Cleveland arrived in Seattle complaining about its lack of offense and extra-base hits. They left after hitting 11 homers, scoring 31 runs, collecting 39 hits and sweeping the Mariners in Seattle for the first time in 11 years.
They are dealing with the trade debate themselves. Reigning AL Cy Young winner Cliff Lee won his third straight decision on Sunday, yet continues to be linked with trade rumors from one coast to the other.
"It's kind of pointless to waste time thinking about it because I have zero control over it," Lee said after improving to 7-9 on the season. "Now I'm an Indian and that's where my focus is."
Seattle entered the weekend seven games over .500 mostly because of a pitching staff that has made up for a light-hitting offense all season. Those arms took a beating during a warm weekend where the myth of Safeco Field being unfriendly to the long ball was debunked by the Indians.
Facing its eighth straight lefty starter in Seattle's Jason Vargas, Sizemore lined the sixth pitch of the game into the right field seats for his 14th homer of the season. Peralta broke the game open with his grand slam in the fifth that greeted reliever Shawn Kelley. It was Peralta's seventh homer this season and first since July 8. And Travis Hafner and Ben Francisco added back-to-back shots in the sixth off Miguel Batista that brought a cascade of boos.
About the only positive from Sunday was Seattle didn't lose any more ground in the AL West (7½ back of the Angels) or the Wild Card (6½ behind Boston).
Lee (7-9) gave up a pair of first-inning runs on Franklin Gutierrez's two-out single before retiring the next 13 straight. He gave up just six hits and two runs, while striking out four.

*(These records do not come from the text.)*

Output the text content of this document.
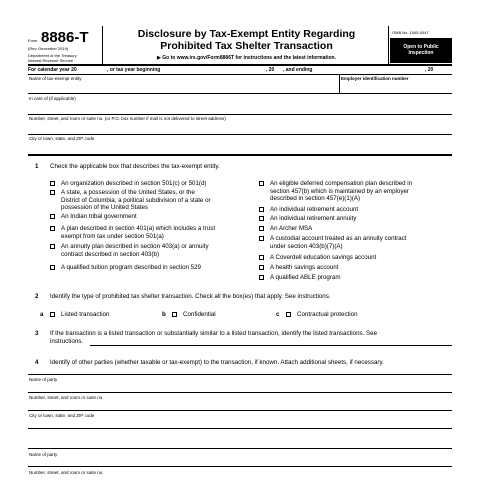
Form 8886-T
(Rev. December 2019)
Department of the Treasury
Internal Revenue Service
Disclosure by Tax-Exempt Entity Regarding
Prohibited Tax Shelter Transaction
▶ Go to www.irs.gov/Form8886T for instructions and the latest information.
OMB No. 1545-0047
Open to Public
Inspection
For calendar year 20	, or tax year beginning	, 20 , and ending	, 20
Name of tax-exempt entity	Employer identification number
In care of (if applicable)
Number, street, and room or suite no. (or P.O. box number if mail is not delivered to street address)
City or town, state, and ZIP code
1 Check the applicable box that describes the tax-exempt entity.
An organization described in section 501(c) or 501(d)
A state, a possession of the United States, or the
District of Columbia, a political subdivision of a state or
possession of the United States
An Indian tribal government
A plan described in section 401(a) which includes a trust
exempt from tax under section 501(a)
An annuity plan described in section 403(a) or annuity
contract described in section 403(b)
A qualified tuition program described in section 529
An eligible deferred compensation plan described in
section 457(b) which is maintained by an employer
described in section 457(e)(1)(A)
An individual retirement account
An individual retirement annuity
An Archer MSA
A custodial account treated as an annuity contract
under section 403(b)(7)(A)
A Coverdell education savings account
A health savings account
A qualified ABLE program
2 Identify the type of prohibited tax shelter transaction. Check all the box(es) that apply. See instructions.
a	Listed transaction	b	Confidential	c	Contractual protection
3 If the transaction is a listed transaction or substantially similar to a listed transaction, identify the listed transactions. See
instructions.
4 Identify of other parties (whether taxable or tax-exempt) to the transaction, if known. Attach additional sheets, if necessary.
Name of party
Number, street, and room or suite no.
City or town, state, and ZIP code
Name of party
Number, street, and room or suite no.
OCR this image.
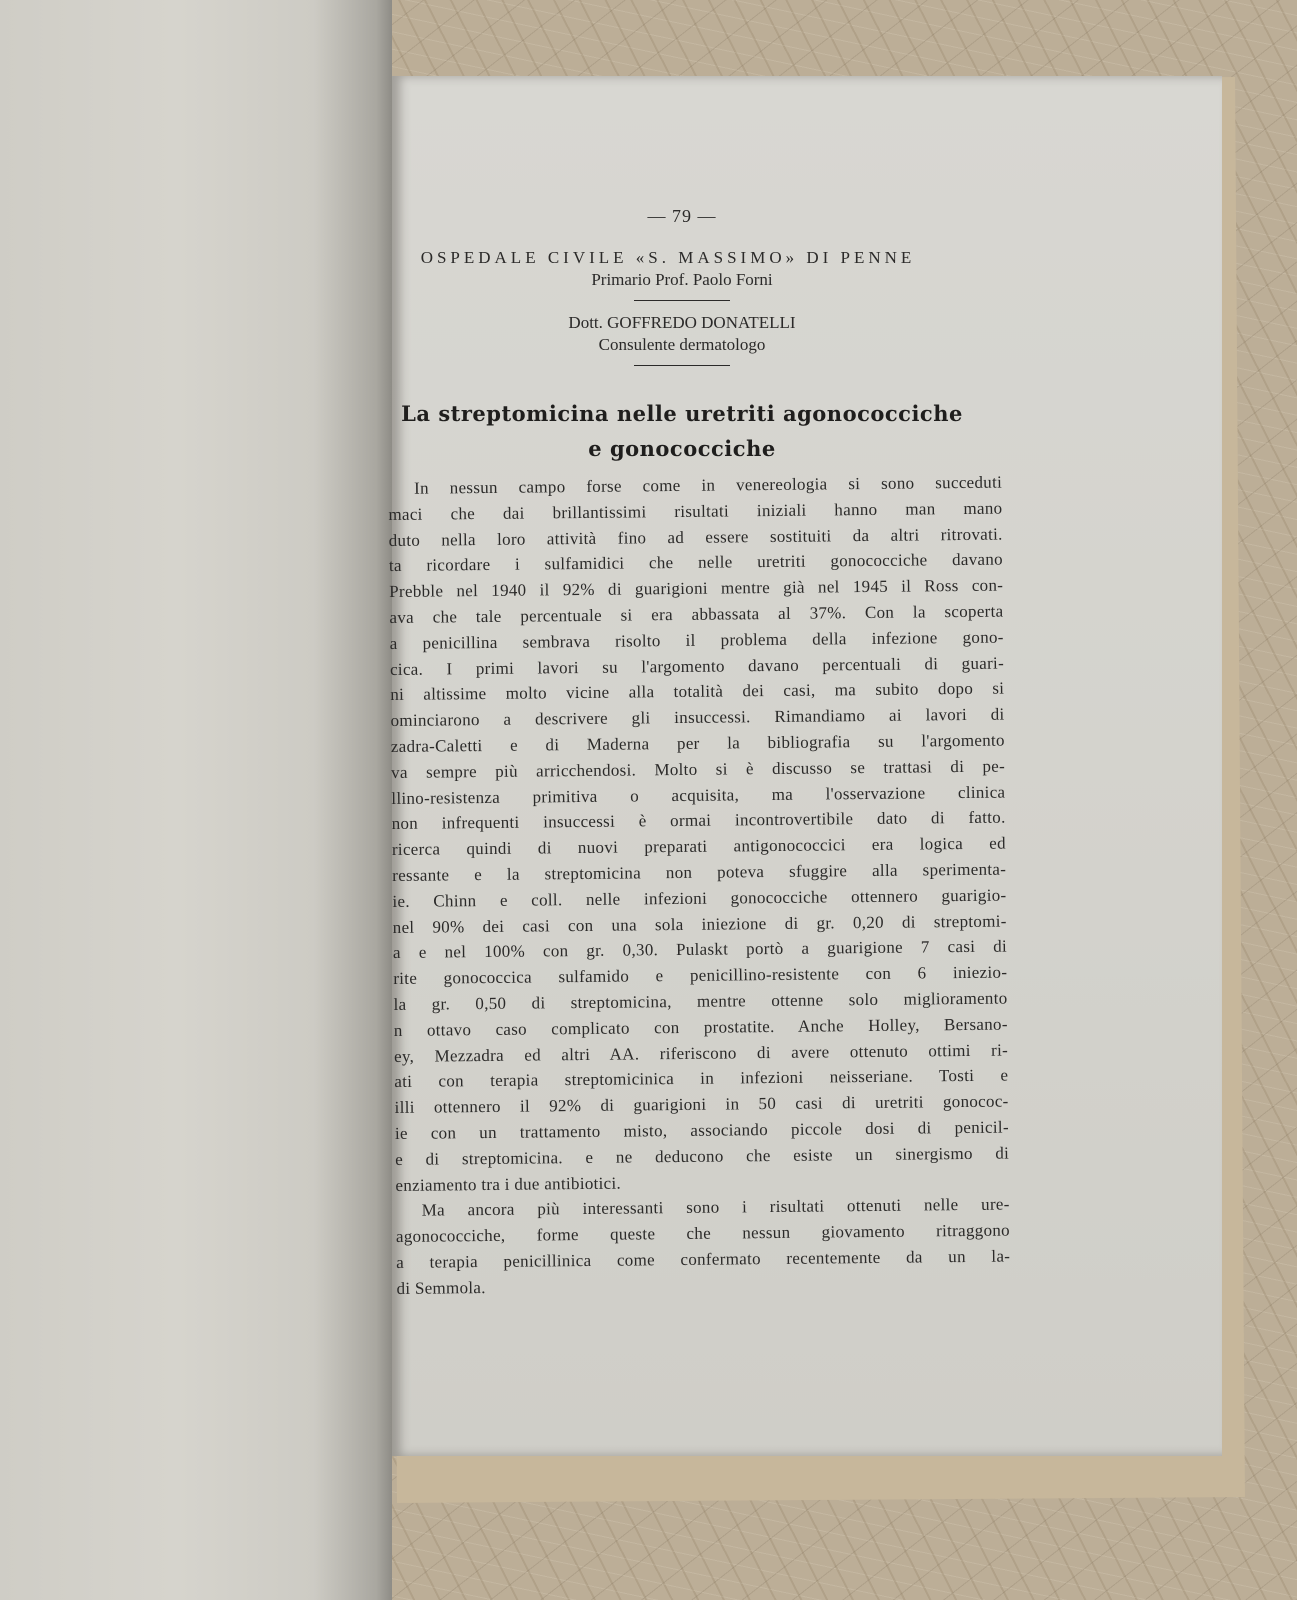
— 79 —
OSPEDALE CIVILE «S. MASSIMO» DI PENNE
Primario Prof. Paolo Forni
Dott. GOFFREDO DONATELLI
Consulente dermatologo
La streptomicina nelle uretriti agonococciche
e gonococciche
In nessun campo forse come in venereologia si sono succeduti
maci che dai brillantissimi risultati iniziali hanno man mano
duto nella loro attività fino ad essere sostituiti da altri ritrovati.
ta ricordare i sulfamidici che nelle uretriti gonococciche davano
Prebble nel 1940 il 92% di guarigioni mentre già nel 1945 il Ross con-
ava che tale percentuale si era abbassata al 37%. Con la scoperta
a penicillina sembrava risolto il problema della infezione gono-
cica. I primi lavori su l'argomento davano percentuali di guari-
ni altissime molto vicine alla totalità dei casi, ma subito dopo si
ominciarono a descrivere gli insuccessi. Rimandiamo ai lavori di
zadra-Caletti e di Maderna per la bibliografia su l'argomento
va sempre più arricchendosi. Molto si è discusso se trattasi di pe-
llino-resistenza primitiva o acquisita, ma l'osservazione clinica
non infrequenti insuccessi è ormai incontrovertibile dato di fatto.
ricerca quindi di nuovi preparati antigonococcici era logica ed
ressante e la streptomicina non poteva sfuggire alla sperimenta-
ie. Chinn e coll. nelle infezioni gonococciche ottennero guarigio-
nel 90% dei casi con una sola iniezione di gr. 0,20 di streptomi-
a e nel 100% con gr. 0,30. Pulaskt portò a guarigione 7 casi di
rite gonococcica sulfamido e penicillino-resistente con 6 iniezio-
la gr. 0,50 di streptomicina, mentre ottenne solo miglioramento
n ottavo caso complicato con prostatite. Anche Holley, Bersano-
ey, Mezzadra ed altri AA. riferiscono di avere ottenuto ottimi ri-
ati con terapia streptomicinica in infezioni neisseriane. Tosti e
illi ottennero il 92% di guarigioni in 50 casi di uretriti gonococ-
ie con un trattamento misto, associando piccole dosi di penicil-
e di streptomicina. e ne deducono che esiste un sinergismo di
enziamento tra i due antibiotici.
Ma ancora più interessanti sono i risultati ottenuti nelle ure-
agonococciche, forme queste che nessun giovamento ritraggono
a terapia penicillinica come confermato recentemente da un la-
di Semmola.
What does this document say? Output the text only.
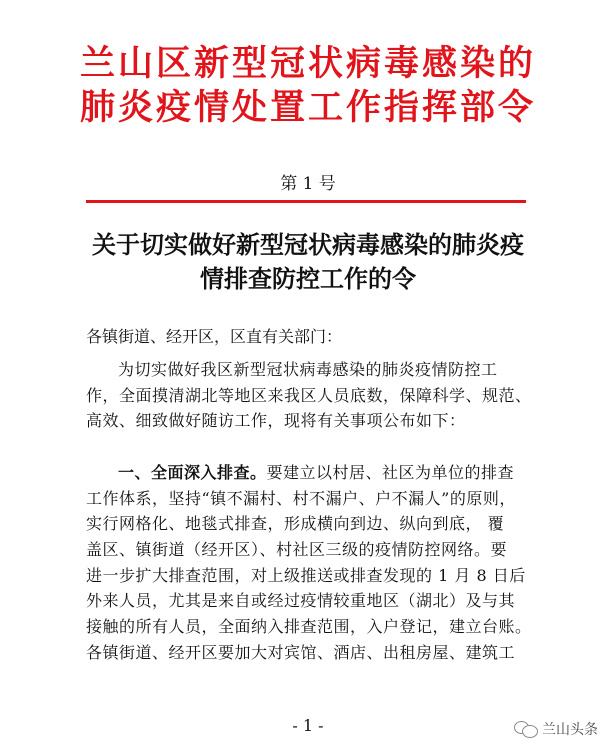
兰山区新型冠状病毒感染的
肺炎疫情处置工作指挥部令
第 1 号
关于切实做好新型冠状病毒感染的肺炎疫
情排查防控工作的令
各镇街道、经开区，区直有关部门：
为切实做好我区新型冠状病毒感染的肺炎疫情防控工
作，全面摸清湖北等地区来我区人员底数，保障科学、规范、
高效、细致做好随访工作，现将有关事项公布如下：
一、全面深入排查。要建立以村居、社区为单位的排查
工作体系，坚持“镇不漏村、村不漏户、户不漏人”的原则，
实行网格化、地毯式排查，形成横向到边、纵向到底， 覆
盖区、镇街道（经开区）、村社区三级的疫情防控网络。要
进一步扩大排查范围，对上级推送或排查发现的 1 月 8 日后
外来人员，尤其是来自或经过疫情较重地区（湖北）及与其
接触的所有人员，全面纳入排查范围，入户登记，建立台账。
各镇街道、经开区要加大对宾馆、酒店、出租房屋、建筑工
- 1 -	兰山头条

Notes: Seattle LF Michael Saunders picked up his first major-league hit in the seventh and added an RBI single in the ninth. ... Peralta's other grand slam came in 2006 against Tampa Bay. ... Cleveland is scheduled to face its ninth straight lefty starter on Monday in the Angels' Joe Saunders. According to STATS, it'll be the first time in Indians' history that has happened since at least 1919.